Interpretive Summary: For decades scientists have sought to understand how age-related declines in skeletal muscle size, strength and endurance detract from physical function. This study used a novel leg muscle testing protocol to capture multiple muscle contractile characteristics, and then explored their association with a few highly meaningful measures of physical function (e.g., time to climb a flight of stairs or stand up out of a chair). Strong relationships between leg muscle measures obtained using this novel testing protocol and physical function highlight the utility of this time-efficient assessment technique to identify clinically relevant skeletal muscle deficits. Future studies are encouraged to consider using this innovative muscle testing protocol when evaluating leg muscle contractile performance in older adults.

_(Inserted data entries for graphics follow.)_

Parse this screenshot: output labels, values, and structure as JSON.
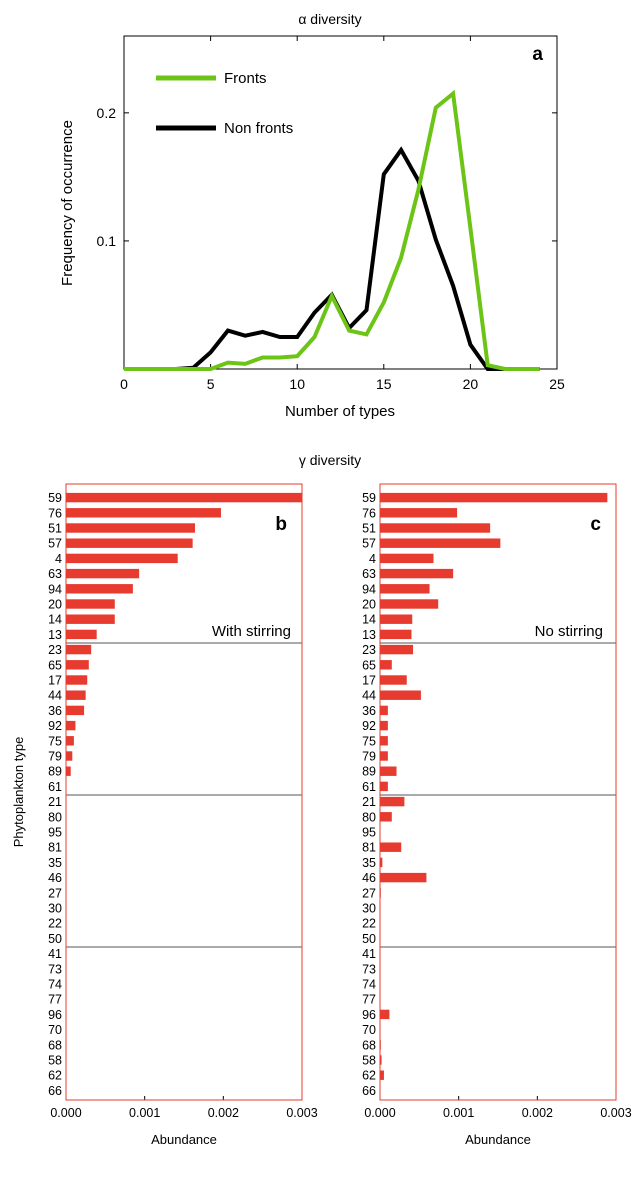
{
  "chart_data": [
    {
      "id": "a",
      "type": "line",
      "title": "α diversity",
      "panel_label": "a",
      "xlabel": "Number of types",
      "ylabel": "Frequency of occurrence",
      "xlim": [
        0,
        25
      ],
      "ylim": [
        0,
        0.26
      ],
      "xticks": [
        0,
        5,
        10,
        15,
        20,
        25
      ],
      "yticks": [
        0.1,
        0.2
      ],
      "xtick_labels": [
        "0",
        "5",
        "10",
        "15",
        "20",
        "25"
      ],
      "ytick_labels": [
        "0.1",
        "0.2"
      ],
      "legend_position": "top-left",
      "grid": false,
      "x": [
        0,
        1,
        2,
        3,
        4,
        5,
        6,
        7,
        8,
        9,
        10,
        11,
        12,
        13,
        14,
        15,
        16,
        17,
        18,
        19,
        20,
        21,
        22,
        23,
        24
      ],
      "series": [
        {
          "name": "Fronts",
          "color": "#6cc417",
          "values": [
            0,
            0,
            0,
            0,
            0,
            0,
            0.005,
            0.004,
            0.009,
            0.009,
            0.01,
            0.025,
            0.057,
            0.03,
            0.027,
            0.052,
            0.087,
            0.14,
            0.204,
            0.215,
            0.11,
            0.003,
            0,
            0,
            0
          ]
        },
        {
          "name": "Non fronts",
          "color": "#000000",
          "values": [
            0,
            0,
            0,
            0,
            0.001,
            0.013,
            0.03,
            0.026,
            0.029,
            0.025,
            0.025,
            0.044,
            0.058,
            0.032,
            0.046,
            0.152,
            0.171,
            0.147,
            0.101,
            0.065,
            0.019,
            0,
            0,
            0,
            0
          ]
        }
      ]
    },
    {
      "id": "b",
      "type": "bar",
      "orientation": "horizontal",
      "title": "γ diversity",
      "panel_label": "b",
      "annotation": "With stirring",
      "xlabel": "Abundance",
      "ylabel": "Phytoplankton type",
      "xlim": [
        0,
        0.003
      ],
      "xticks": [
        0,
        0.001,
        0.002,
        0.003
      ],
      "xtick_labels": [
        "0.000",
        "0.001",
        "0.002",
        "0.003"
      ],
      "bar_color": "#e63b2e",
      "group_dividers_after": [
        10,
        20,
        30
      ],
      "categories": [
        "59",
        "76",
        "51",
        "57",
        "4",
        "63",
        "94",
        "20",
        "14",
        "13",
        "23",
        "65",
        "17",
        "44",
        "36",
        "92",
        "75",
        "79",
        "89",
        "61",
        "21",
        "80",
        "95",
        "81",
        "35",
        "46",
        "27",
        "30",
        "22",
        "50",
        "41",
        "73",
        "74",
        "77",
        "96",
        "70",
        "68",
        "58",
        "62",
        "66"
      ],
      "values": [
        0.003,
        0.00197,
        0.00164,
        0.00161,
        0.00142,
        0.00093,
        0.00085,
        0.00062,
        0.00062,
        0.00039,
        0.00032,
        0.00029,
        0.00027,
        0.00025,
        0.00023,
        0.00012,
        0.0001,
        8e-05,
        6e-05,
        0,
        0,
        0,
        0,
        0,
        0,
        0,
        0,
        0,
        0,
        0,
        0,
        0,
        0,
        0,
        0,
        0,
        0,
        0,
        0,
        0
      ]
    },
    {
      "id": "c",
      "type": "bar",
      "orientation": "horizontal",
      "panel_label": "c",
      "annotation": "No stirring",
      "xlabel": "Abundance",
      "xlim": [
        0,
        0.003
      ],
      "xticks": [
        0,
        0.001,
        0.002,
        0.003
      ],
      "xtick_labels": [
        "0.000",
        "0.001",
        "0.002",
        "0.003"
      ],
      "bar_color": "#e63b2e",
      "group_dividers_after": [
        10,
        20,
        30
      ],
      "categories": [
        "59",
        "76",
        "51",
        "57",
        "4",
        "63",
        "94",
        "20",
        "14",
        "13",
        "23",
        "65",
        "17",
        "44",
        "36",
        "92",
        "75",
        "79",
        "89",
        "61",
        "21",
        "80",
        "95",
        "81",
        "35",
        "46",
        "27",
        "30",
        "22",
        "50",
        "41",
        "73",
        "74",
        "77",
        "96",
        "70",
        "68",
        "58",
        "62",
        "66"
      ],
      "values": [
        0.00289,
        0.00098,
        0.0014,
        0.00153,
        0.00068,
        0.00093,
        0.00063,
        0.00074,
        0.00041,
        0.0004,
        0.00042,
        0.00015,
        0.00034,
        0.00052,
        0.0001,
        0.0001,
        0.0001,
        0.0001,
        0.00021,
        0.0001,
        0.00031,
        0.00015,
        0,
        0.00027,
        3e-05,
        0.00059,
        1e-05,
        0,
        0,
        0,
        0,
        0,
        0,
        0,
        0.00012,
        0,
        1e-05,
        2e-05,
        5e-05,
        0
      ]
    }
  ]
}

Technical Abstract: OBJECTIVES: Skeletal muscle weakness and an increase in fatigability independently contribute to age-related functional decline. The objective of this study was to examine the combined contribution of these deficiencies (i.e., torque capacity) to physical function, and then to assess the functional implications of progressive resistance training (PRT) mediated torque capacity improvements in mobility-limited older adults. DESIGN: Randomized controlled trial. SETTING: Exercise laboratory on the Health Sciences campus of an urban university. PARTICIPANTS: Seventy mobility-limited (Short Physical Performance Battery (SPPB) = 9) older adults (~79 yrs). INTERVENTION: Progressive resistance training or home-based flexibility 3 days/week for 12 weeks. MEASUREMENTS: Torque capacity was defined as the sum of peak torques from an isokinetic knee extension fatigue test. Relationships between torque capacity and performance-based and patient-reported functional measures before and after PRT were examined using partial correlations adjusted for age, sex, and body mass index. RESULTS: Torque capacity explained (P<0.05) 10 and 28% of the variance in six-minute walk distance and stair climb time, respectively. PRT-mediated torque capacity improvements were paralleled by increases (P<0.05) in self-reported activity participation (+20%) and advanced lower extremity function (+7%), and associated (P<0.05) with a reduction in activity limitations (r=0.44) and an improved SPPB score (r=0.32). CONCLUSION: Skeletal muscle torque capacity, a composite of strength and fatigue, may be a proximal determinant of physical function in mobility-limited older individuals. To more closely replicate the musculoskeletal demands of real-life tasks, future studies are encouraged to consider the combined interaction of distinct skeletal muscle faculties to overall functional ability in older adults.